I spoke with Jake in Toronto via Zoom.
Cup of Cheer is now streaming in Canada on CBC Gem.
A donkey and a wolf. Films reviewed: Eo, She Said
Hi, this is Daniel Garber at the Movies for culturalmining.com and CIUT 89.5 FM.
Fall Film Festival Season continues in Toronto with the EU film festival, offering free screenings from across Europe from now till Dec 2 at the Alliance Française. The Ekran film festival is also on now, showing the latest Polish movies at the Revue Cinema on Roncevalles; and Blood in the Snow or B.I.T.S. features made-in-Canada horror movies next week at the Elizabeth Bader Theatre from November 24-26th.
But this week I’m looking at two new movies about animals. There’s a defenceless donkey in Poland, and a dangerous wolf in Hollywood.
EO
Co-Wri/Dir: Jerzy Skolimowski
Eo is an adorable miniature donkey who works at a one-ring circus. He is lovingly cared for by a woman dressed in red, who performs with him on stage. But when animal rights activists close the circus down, Eo finds himself pulling a wooden cart full of scrap metal at a junk yard. Later he is trucked off to an elegant estate that raises championship horses.
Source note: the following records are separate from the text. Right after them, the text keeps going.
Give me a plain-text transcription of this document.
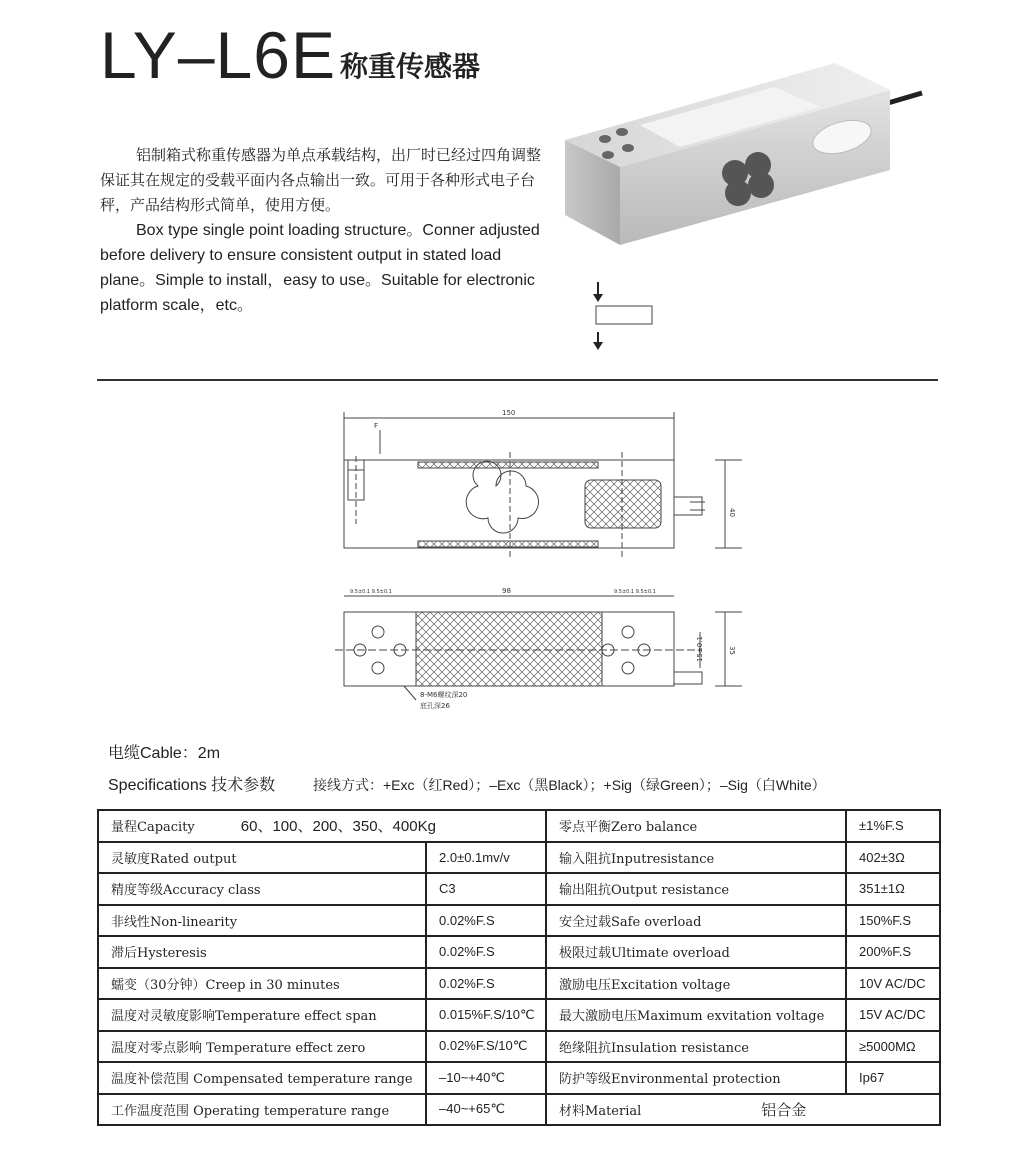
LY–L6E 称重传感器
铝制箱式称重传感器为单点承载结构，出厂时已经过四角调整保证其在规定的受载平面内各点输出一致。可用于各种形式电子台秤，产品结构形式简单，使用方便。
Box type single point loading structure。Conner adjusted before delivery to ensure consistent output in stated load plane。Simple to install，easy to use。Suitable for electronic platform scale，etc。
150
F
40
98
35
15±0.1
9.5±0.1 9.5±0.1	9.5±0.1 9.5±0.1
8-M6螺纹深20
底孔深26
电缆Cable：2m
Specifications 技术参数	接线方式：+Exc（红Red）；–Exc（黑Black）；+Sig（绿Green）；–Sig（白White）
量程Capacity 60、100、200、350、400Kg		零点平衡Zero balance	±1%F.S
灵敏度Rated output	2.0±0.1mv/v	输入阻抗Inputresistance	402±3Ω
精度等级Accuracy class	C3	输出阻抗Output resistance	351±1Ω
非线性Non-linearity	0.02%F.S	安全过载Safe overload	150%F.S
滞后Hysteresis	0.02%F.S	极限过载Ultimate overload	200%F.S
蠕变（30分钟）Creep in 30 minutes	0.02%F.S	激励电压Excitation voltage	10V AC/DC
温度对灵敏度影响Temperature effect span	0.015%F.S/10℃	最大激励电压Maximum exvitation voltage	15V AC/DC
温度对零点影响 Temperature effect zero	0.02%F.S/10℃	绝缘阻抗Insulation resistance	≥5000MΩ
温度补偿范围 Compensated temperature range	–10~+40℃	防护等级Environmental protection	Ip67
工作温度范围 Operating temperature range	–40~+65℃	材料Material 铝合金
From there he’s sold to a farmer, wanders through a wolf-filled forest on his own, and fights off dangerous football hooligans. His journeys take him across Europe, among the rich and poor, the kind and cruel, but will he ever be reunited with his long lost love?
Eo is an incredibly beautiful and tender film about an adorable donkey and the people — both good and bad — he encounters. Oe never speaks, but conveys his emotions through tear-filled eyes, cuddling gestures and loud angry wails. This is not a cutesy animal movie, it’s about adult emotions — like lust, betrayal, cruelty and violence. Stunningly cinematic, the film tells its story in an impressionistic manner, as seen through a donkey’s eyes. Periodically the entire screen is blood red; but there are also breathtaking, panoramic views of palazzi in Italy, manors in Poland, magnificent white horses, ancient, arched bridges,
green fields, flowing rivers, and dark skies: gorgeous images that can only be appreciated on a big screen. There’s very little dialogue, in Polish, English, French and Italian, with most of the meaning conveyed visually. There are cameo appearances by actors like Isabelle Huppert, but Eo (and the donkeys who play him) is the real star.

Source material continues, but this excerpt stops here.